How can we implement these loop exit commands in an interpretive implementation of our calculator? Consider using a simple search for the end of loop whenever a loop exit fails, and merging this with the first implementation of loops given above:

		'(': { ignore begin loop }

		')': { code for end loop }
		    repeat
			i := i - 1;
		    until s[i] = '(';

		'=': { code for compare on equal }
		    begin
			if stack[sp] = 0 then begin
			    { search for end loop }
			    repeat
				i := i + 1;
			    until s[i] = ')';
			end;
			sp := sp - 1;
		    end;

This code works only for non-nested loops! Adding support for nesting is trivial using the ideas discussed earlier and is left as an exercise.

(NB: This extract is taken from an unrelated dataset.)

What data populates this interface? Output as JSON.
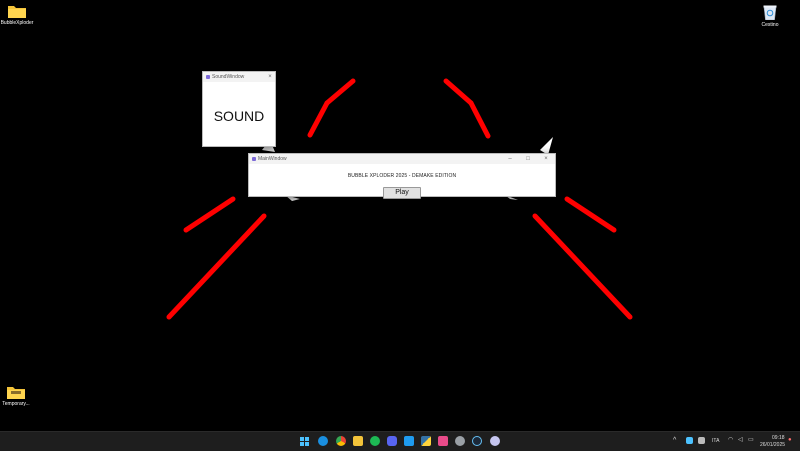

But! This approach to loops is not efficient! It would be far better to scan the source line once, before trying to calculate what is going on, and build an auxiliary line that indicates, for each "branch" instruction, where on the source line that branch is to go. Consider the following:

         _______________________________________________________________
        |   |   |   |   |   |   |   |   |   |   |   |   |   |   |   |   |
Source: | E | 5 |   | ( |   | D | P |   | D | < |   | E | 1 | - |   | ) | 
        |___|___|___|___|___|___|___|___|___|___|___|___|___|___|___|___|
          0   1   2   3   4   5   6   7   8   9  10  11  12  13  14  15  
         _______________________________________________________________
        |   |   |   |   |   |   |   |   |   |   |   |   |   |   |   |   | 
Branch: |   |   |   |   |   |   |   |   |   | 16|   |   |   |   |   | 3 | 
        |___|___|___|___|___|___|___|___|___|___|___|___|___|___|___|___|

Here, the first scan of the source line produced the branch targets for the end-loop and the exit on less-than commands and stored these in the branch array. Then, while the calculator is actually calculating, all it needs to do when it finds that the command in Source[i] requires a branch is to set i to Branch[i].